Conversations get hijacked quite often. In the middle of a conversation someone insists only one view can be correct—theirs. They might proactively try to convince you. Some might state their view in a condescending way, implying everyone should already know it. Others might scoff or roll their eyes at any opposing view.
To keep conversations on track and achieve the desired outcomes, understanding the differences between dialogues, discussions and debates helps.
Dialogue: Conversations That Exchange Ideas and Opinions
Dialogues simply allow people to exchange ideas and opinions. Sharing is the intent, not convincing. As a result, they present wonderful opportunities to learn and grow. Participants share their perspectives and can choose whether or not to change their opinions based on what they hear.
Discussion: Conversations That Also Exchange Ideas
Much like dialogues, discussions also share ideas and opinions. Discussions focus on a detailed examination of the different points of view, often resulting in a higher level of intensity. Developing a deeper understanding of all the views helps lead to better decisions.
The terms dialogue and discussion are frequently used interchangeably.
Debate: Conversations That Argue Viewpoints
Debates rise to a more formal level than discussions or dialogues. Debates are arguments about opposing viewpoints. Debaters attempt to convince others to adopt their point of view.
These days many casual conversations descend to “right-fighting” when people insist on their view. These turn into informal debates and lead to broken relationships and polarization.
Which Style Works Best?
Your purpose will determine what style to use.
At a recent meeting the leader asked for ideas on how to do something. Georgia proposed an idea for tightening the structure to promote better results. Isabel interrupted saying that would never work for people like her. Since the purpose of the discussion was to gather ideas, Isabel’s interrupting to debate interrupted the flow of ideas and shut down further discussion.
When you want a win-win conversation, dialogue and discussion have the most potential for success.
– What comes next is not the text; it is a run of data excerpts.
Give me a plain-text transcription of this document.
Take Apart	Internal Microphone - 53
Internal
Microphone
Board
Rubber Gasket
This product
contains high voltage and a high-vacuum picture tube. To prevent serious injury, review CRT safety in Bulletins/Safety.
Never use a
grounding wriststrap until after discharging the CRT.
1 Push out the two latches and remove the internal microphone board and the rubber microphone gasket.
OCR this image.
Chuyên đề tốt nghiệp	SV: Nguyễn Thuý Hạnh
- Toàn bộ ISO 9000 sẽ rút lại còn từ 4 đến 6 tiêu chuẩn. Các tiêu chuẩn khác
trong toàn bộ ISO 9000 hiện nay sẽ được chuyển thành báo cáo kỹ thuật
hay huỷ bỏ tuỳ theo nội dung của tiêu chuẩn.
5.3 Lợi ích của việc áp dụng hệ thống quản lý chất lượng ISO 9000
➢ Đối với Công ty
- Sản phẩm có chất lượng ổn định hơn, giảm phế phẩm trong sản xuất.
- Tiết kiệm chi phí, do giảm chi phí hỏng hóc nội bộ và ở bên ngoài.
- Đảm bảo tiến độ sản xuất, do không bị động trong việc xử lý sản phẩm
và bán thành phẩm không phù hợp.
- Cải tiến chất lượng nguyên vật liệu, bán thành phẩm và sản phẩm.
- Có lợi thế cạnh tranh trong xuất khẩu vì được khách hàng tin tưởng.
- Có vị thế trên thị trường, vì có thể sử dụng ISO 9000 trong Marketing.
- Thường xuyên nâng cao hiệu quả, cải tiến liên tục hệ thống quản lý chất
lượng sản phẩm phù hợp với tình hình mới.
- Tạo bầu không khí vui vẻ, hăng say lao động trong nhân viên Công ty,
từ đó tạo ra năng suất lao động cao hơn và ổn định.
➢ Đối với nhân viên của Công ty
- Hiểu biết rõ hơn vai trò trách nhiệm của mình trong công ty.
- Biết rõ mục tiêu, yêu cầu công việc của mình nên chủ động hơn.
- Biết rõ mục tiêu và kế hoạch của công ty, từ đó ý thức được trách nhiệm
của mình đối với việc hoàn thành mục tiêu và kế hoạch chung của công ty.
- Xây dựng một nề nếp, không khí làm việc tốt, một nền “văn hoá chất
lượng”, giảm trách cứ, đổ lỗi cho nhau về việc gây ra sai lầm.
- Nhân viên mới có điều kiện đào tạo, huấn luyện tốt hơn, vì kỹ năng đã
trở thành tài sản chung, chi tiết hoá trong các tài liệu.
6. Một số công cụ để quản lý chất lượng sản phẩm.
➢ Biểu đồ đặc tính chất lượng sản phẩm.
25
People feel safe expressing opinions and points of view. All views add to the understanding.
When you find yourself in a win-lose conversation, move to end any debating. People may not feel safe expressing their views or opinions. Since the intent is to convince others to a certain way of thinking, manipulation may occur. It helps to follow a more formal protocol to maintain civility and order in a debate.
What Does All This Mean For Civility?
Maintaining civility should remain a priority. Conversations that demean individuals create more problems. Everyone forms opinions based on their life experiences and we generally cannot know all the influences. When you speak and listen in a manner that protects everyone’s dignity, you open the door to more meaningful conversations and strengthen relationships.